Orochimaru's chakra rippled with anger, an undercurrent of heat beneath his calm expression. "Then why—"

"I memorized them," I interrupted softly. "Every formula, every procedure, every page. I offer them to Konoha — in exchange for my protection."

For a moment, I thought he might laugh. His eyes flicked over me with the detached amusement of a scientist examining an insect. Then, humoring me, he said, "Then tell me, little scholar… what is a cell?"

The corner of my mouth twitched. I answered instantly.

"A cell is the smallest structural and functional unit of an organism, typically microscopic and consisting of cytoplasm and a nucleus enclosed within a membrane."

He looked up from his scroll then, truly looking at me.
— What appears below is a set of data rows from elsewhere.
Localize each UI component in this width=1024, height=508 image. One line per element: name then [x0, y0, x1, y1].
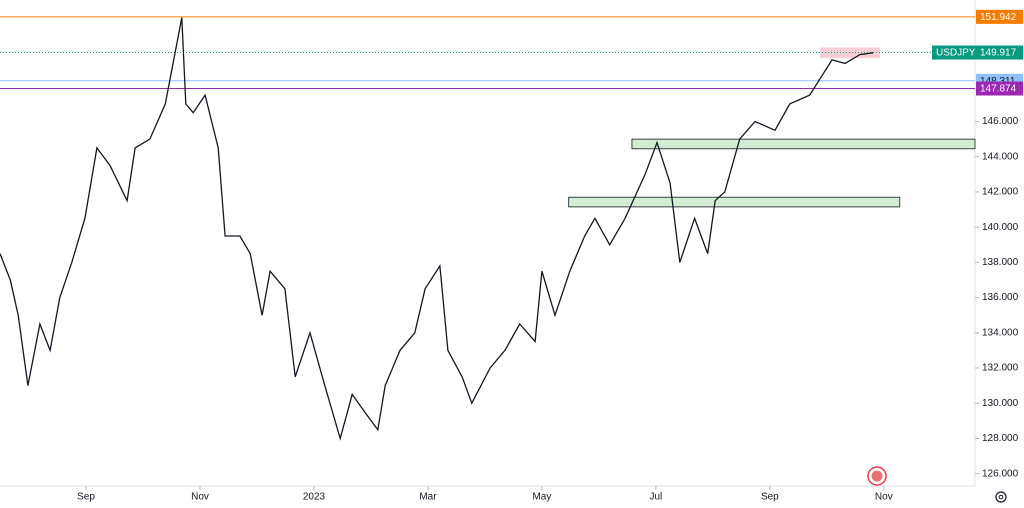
level-tag	[976, 81, 1023, 96]
zone	[631, 138, 976, 150]
x-tick-label: Nov	[875, 492, 893, 503]
level-label: 148.311	[980, 76, 1016, 87]
symbol-tag	[932, 45, 976, 60]
y-tick-label: 136.000	[982, 292, 1019, 303]
x-tick-label: 2023	[303, 492, 326, 503]
level-tag	[976, 9, 1023, 24]
settings-icon[interactable]	[995, 491, 1007, 503]
level-label: 147.874	[980, 84, 1017, 95]
price-label: 149.917	[980, 48, 1017, 59]
y-tick-label: 130.000	[982, 398, 1019, 409]
level-label: 151.942	[980, 12, 1017, 23]
x-tick-label: Nov	[191, 492, 209, 503]
x-tick-label: Mar	[419, 492, 437, 503]
zone	[568, 196, 901, 208]
x-tick-label: Sep	[77, 492, 95, 503]
symbol-label: USDJPY	[936, 48, 976, 59]
y-tick-label: 146.000	[982, 116, 1019, 127]
y-tick-label: 144.000	[982, 151, 1019, 162]
y-tick-label: 126.000	[982, 468, 1019, 479]
y-tick-label: 140.000	[982, 222, 1019, 233]
x-tick-label: Sep	[761, 492, 779, 503]
y-tick-label: 138.000	[982, 257, 1019, 268]
y-tick-label: 132.000	[982, 363, 1019, 374]
y-tick-label: 142.000	[982, 187, 1019, 198]
x-tick-label: May	[532, 492, 551, 503]
flag-icon[interactable]	[867, 466, 887, 486]
x-tick-label: Jul	[649, 492, 662, 503]
y-tick-label: 134.000	[982, 327, 1019, 338]
price-line-series	[0, 17, 874, 441]
y-tick-label: 128.000	[982, 433, 1019, 444]
price-tag	[976, 45, 1023, 60]
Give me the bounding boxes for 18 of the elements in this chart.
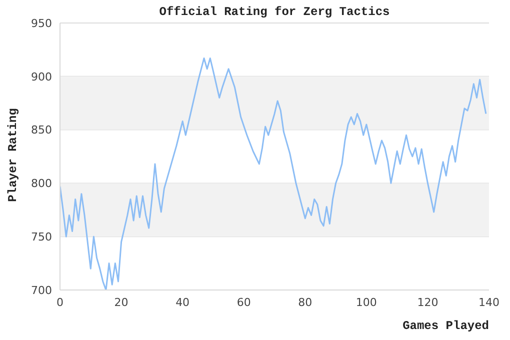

His chakra flared with sudden interest — sharp, bright, electric.

"What," he asked softly, "is the process of cell division in somatic cells called?"

"Mitosis," I replied.

He leaned back, eyes narrowing. "If a mutation occurs in the DNA sequence of a gene that codes for an enzyme, how might that affect the enzyme's function — and under what circumstances might it not?"

I didn't hesitate.

"A mutation can change the mRNA codons produced during transcription, which may alter the amino acid sequence during translation. This can distort the enzyme's tertiary structure, changing or destroying its active site. If the shape changes, the enzyme may not bind to its substrate — unless the mutation is silent, leaving the amino acid sequence unchanged."

Silence. His eyes — gold and slit-pupiled — fixed on me with rapt fascination.

Finally, he whispered, "How old are you?"

"I turned five this spring, my lord."

He stared at me for several long moments, expression unreadable, then rose slowly to his feet. His chakra coiled and uncoiled like smoke around him — curiosity, calculation, and something colder beneath.

"…Go back to your tent," he said at last. "In the morning, you'll join Squad Fourteen. They depart for the Hidden Leaf at dawn."

As I bowed and left, I could feel his chakra following me out — slick and serpentine, tasting the air around me as though memorizing my scent.